Ans: In general, to determine the probability that X is in any subset A of the real numbers, we simply add up the values of Probability Density Function, p(x) in the subset. By “add up,” essentially means integrate the function p(x) over the set A. The probability that X is in A is precisely -

\(Pr(x\in A)\quad =\quad \int _{ A }^{ }{ p(x)dx }\)

For a function p(x) to be a probability density function, it must satisfy two conditions. It must be non-negative, so the that integral above is always non-negative, and it must integrate to one, so that the probability of X being something is one:

\(p(x)\ge 0\quad for\quad all\quad x\\ \int { p(x)dx } =1,\)
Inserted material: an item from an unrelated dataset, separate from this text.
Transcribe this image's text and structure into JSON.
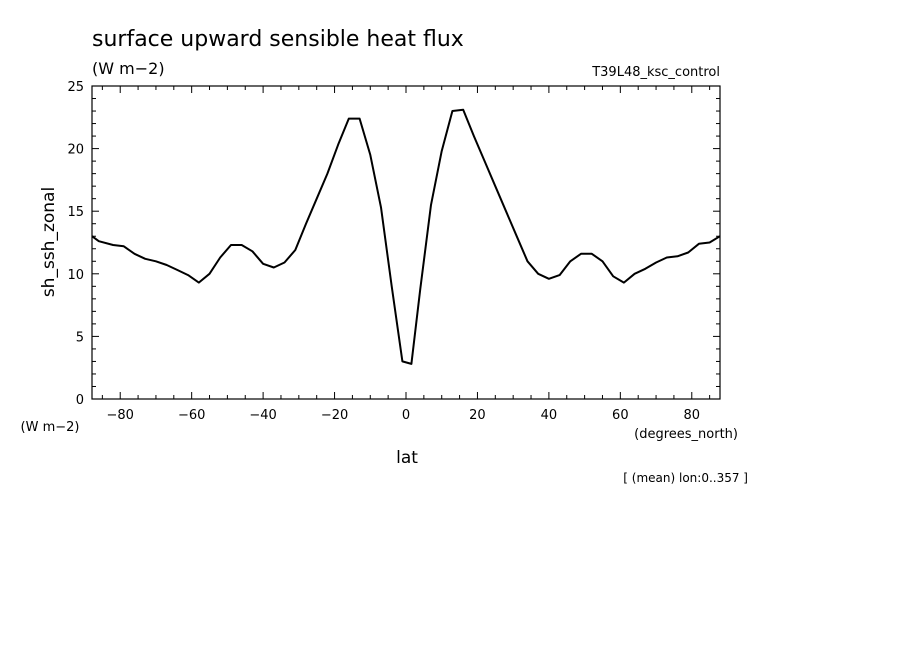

\(\int _{ 1 }^{ { e }^{ 6 } }{ f(x) } dx\quad =\quad \int _{ 1 }^{ { e }^{ 6 } }{ \frac { 1 }{ 6x } } dx\\ \qquad \quad \quad \quad \quad \quad =\quad \frac { 1 }{ 6 } (\ln { { e }^{ 6 } } -\ln { 1 } )\\ \quad \quad \quad \quad \quad \quad \quad \quad =\quad 1-0\quad =\quad 1\)

Since in the interval \(\left[ 1,{ e }^{ 6 } \right]\), f(x) is always positive and the integral as calculated above is 1, we can conclude that f(x) is a probablity density function.